Ankur Bansal, co-founder and director at venture debt firm BlackSoil said since the identity of a one-person company is distinct from that of its owner, the owner will not be sued in case of a legal issue, only the company will. “Also, an OPC will be eligible for government schemes such as those focused on MSME ones. Generally, there is lesser compliance to set up and run an OPC versus a normal company,” he said.

Another proposal that is likely to help the fast-growing insurance startups on the heels of the pandemic is the amendment of the Insurance Act, 1938 that increases the FDI limit from 49% to 74% in insurance companies.

“Hiking FDI to 74% is a revolutionary move that opens up the insurance sector for a big leap improving access to India’s underinsured citizens,”  Orios’ Jain said.

India’s finance minister proposed to extend social security benefits to gig employees and platform workers. Sitharaman said, “minimum wages will apply to all categories of workers, and they will all be covered by the Employees State Insurance Corporation.”

While direct measures like an extension of tax holiday and capital gains tax exemption for startups by one more year, OPC (one-person company) reforms, and setting up a fintech hub in GIFT city will have a positive impact on the startup ecosystem, “indirect measures like a massive increase in healthcare spending, higher capex, infrastructure building, and reducing some stress in the banking and financial system will also be a net positive for startups and VC ecosystem,” said Jatin Desai, managing partner, Inflexor Ventures.

However, some investors feel the budget did not focus enough on the startup ecosystem.

“The lack of focus towards the Indian startup ecosystem in the Budget 2021-22 is highly disappointing,” said Anirudh Damani, managing partner at Artha Venture Fund.

Although the budget announced a tax holiday for the startup community, he said that the fact remains that this will not benefit a majority of startups as most of them run in deficits in their initial years, and thus no tax benefits are useful for them.

“While the move to include NRIs in the OPC  (one person company) scheme is noteworthy, the government could have introduced tax incentives to encourage individuals and corporates to invest in startups or VC funds,” he said.

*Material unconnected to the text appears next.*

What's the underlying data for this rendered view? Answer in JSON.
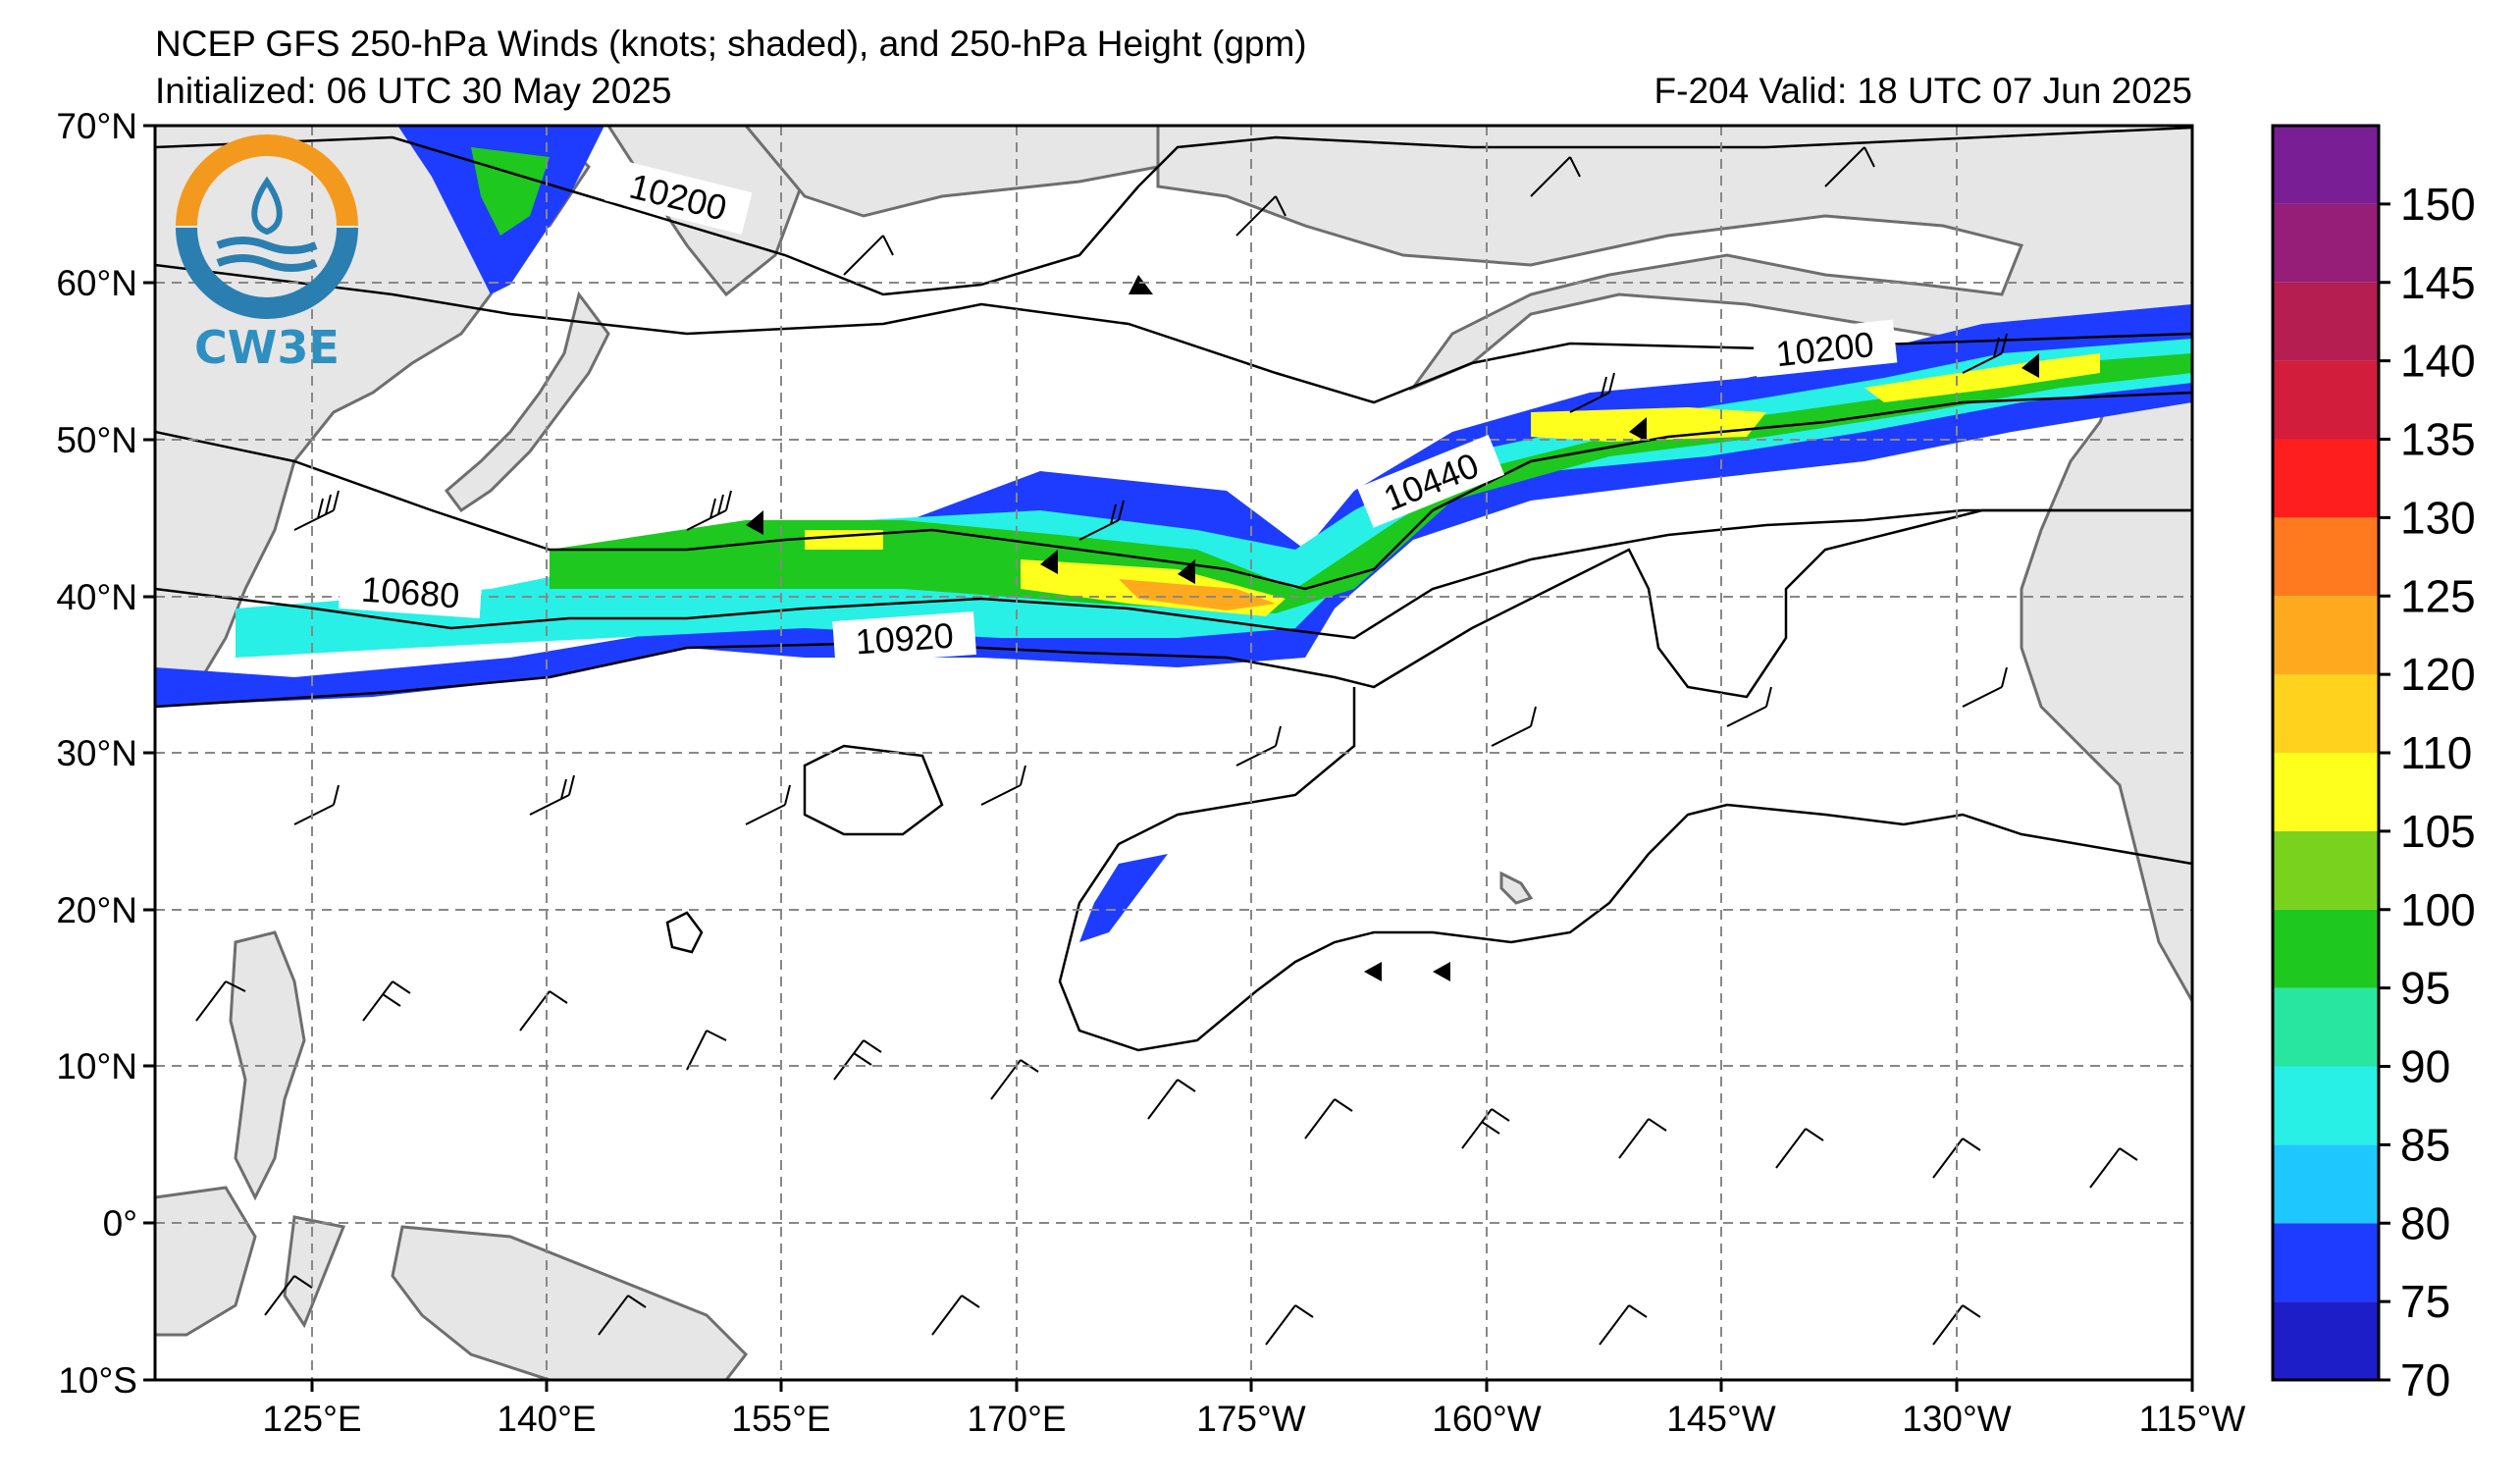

On the manufacturing front, Sitharaman said India will raise customs duty on some mobile phone parts including printed circuit boards (PCBs), camera modules, and connectors from nil to 2.5%.

“Domestic electronic manufacturing has grown rapidly. We are now exporting items like mobiles and chargers,” she said. “For greater domestic value addition, we are withdrawing a few exemptions on parts of chargers and sub-parts of mobiles.”

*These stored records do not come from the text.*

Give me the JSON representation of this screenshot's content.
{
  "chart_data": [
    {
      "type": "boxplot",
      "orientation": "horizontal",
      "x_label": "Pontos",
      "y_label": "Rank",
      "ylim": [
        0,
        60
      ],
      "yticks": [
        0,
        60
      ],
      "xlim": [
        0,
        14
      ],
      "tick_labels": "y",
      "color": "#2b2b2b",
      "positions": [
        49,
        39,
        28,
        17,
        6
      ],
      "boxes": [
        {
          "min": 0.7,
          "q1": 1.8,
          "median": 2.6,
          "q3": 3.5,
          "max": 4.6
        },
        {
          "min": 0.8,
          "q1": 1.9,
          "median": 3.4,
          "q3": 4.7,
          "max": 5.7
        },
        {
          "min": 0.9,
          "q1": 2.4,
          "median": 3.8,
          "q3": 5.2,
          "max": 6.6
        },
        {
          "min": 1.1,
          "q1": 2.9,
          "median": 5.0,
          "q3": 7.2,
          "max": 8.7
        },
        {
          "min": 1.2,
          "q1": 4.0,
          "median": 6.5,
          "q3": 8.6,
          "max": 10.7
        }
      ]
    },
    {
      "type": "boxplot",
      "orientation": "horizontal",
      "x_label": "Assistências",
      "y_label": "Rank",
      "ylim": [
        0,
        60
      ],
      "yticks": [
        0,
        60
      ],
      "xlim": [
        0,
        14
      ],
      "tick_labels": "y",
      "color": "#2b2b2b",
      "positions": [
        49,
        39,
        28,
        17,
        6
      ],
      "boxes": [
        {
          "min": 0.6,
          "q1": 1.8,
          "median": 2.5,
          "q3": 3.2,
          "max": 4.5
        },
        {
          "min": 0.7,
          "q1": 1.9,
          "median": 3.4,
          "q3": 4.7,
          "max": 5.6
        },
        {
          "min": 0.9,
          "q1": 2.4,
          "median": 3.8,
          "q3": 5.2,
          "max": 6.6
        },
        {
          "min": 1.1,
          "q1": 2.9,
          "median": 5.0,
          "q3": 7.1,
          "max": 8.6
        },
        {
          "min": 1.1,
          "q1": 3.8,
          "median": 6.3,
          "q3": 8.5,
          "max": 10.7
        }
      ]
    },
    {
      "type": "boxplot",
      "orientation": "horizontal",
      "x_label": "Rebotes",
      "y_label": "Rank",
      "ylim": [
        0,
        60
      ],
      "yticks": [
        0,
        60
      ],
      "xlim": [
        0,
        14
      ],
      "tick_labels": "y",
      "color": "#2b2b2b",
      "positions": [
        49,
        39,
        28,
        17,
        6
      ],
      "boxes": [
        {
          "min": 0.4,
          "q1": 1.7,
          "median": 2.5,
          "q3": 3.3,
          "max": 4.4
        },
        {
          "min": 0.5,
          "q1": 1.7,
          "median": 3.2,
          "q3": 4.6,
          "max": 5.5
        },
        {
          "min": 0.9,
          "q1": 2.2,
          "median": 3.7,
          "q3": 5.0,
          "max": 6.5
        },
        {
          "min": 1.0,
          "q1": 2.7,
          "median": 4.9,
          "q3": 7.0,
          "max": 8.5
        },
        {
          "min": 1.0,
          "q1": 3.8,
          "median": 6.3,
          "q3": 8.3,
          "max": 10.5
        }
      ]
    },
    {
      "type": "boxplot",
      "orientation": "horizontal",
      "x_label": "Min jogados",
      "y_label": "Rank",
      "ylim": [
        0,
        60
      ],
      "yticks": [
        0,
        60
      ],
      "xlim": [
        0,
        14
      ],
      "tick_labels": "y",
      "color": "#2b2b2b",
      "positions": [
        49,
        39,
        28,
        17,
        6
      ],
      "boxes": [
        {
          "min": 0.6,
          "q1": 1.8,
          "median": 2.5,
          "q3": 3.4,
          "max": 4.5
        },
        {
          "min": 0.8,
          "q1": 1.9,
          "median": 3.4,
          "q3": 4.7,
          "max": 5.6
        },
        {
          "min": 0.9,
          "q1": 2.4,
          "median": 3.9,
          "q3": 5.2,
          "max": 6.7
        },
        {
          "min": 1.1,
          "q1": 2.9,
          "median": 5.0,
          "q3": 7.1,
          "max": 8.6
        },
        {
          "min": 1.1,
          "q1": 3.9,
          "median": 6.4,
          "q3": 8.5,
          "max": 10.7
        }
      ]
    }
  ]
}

The move is like to force smartphone makers to move their component manufacturing operations into the country.

Overall, the budget proposal for 2021-22 was centered around six pillars–health and wellbeing; physical and financial capital, and infrastructure; inclusive development for aspirational India; reinvigorating human capital; innovation and research and development; and minimum government and maximum governance.

One of the major schemes under these themes included Aatmanirbhar Swasth Bharat Yojana—loosely translated as self-reliant healthy India scheme. It plans to spend INR 64,180 crore (USD 8.7 billion) over six years. It looks at developing capacities of primary, secondary, and tertiary care health systems, and strengthen existing national institutions while creating new ones to cater to the detection and cure of new and emerging diseases.

“The focus on the healthcare sector is likely to generate interest from the investor community, and we are confident that it will become a significant category in the startup ecosystem by 2023,” said Artha Venture’s Damani.

Meanwhile, the latest budget is geared toward bringing down the fiscal deficit, which is pegged at 6.8% of the GDP for FY22, to 4.5% by FY26.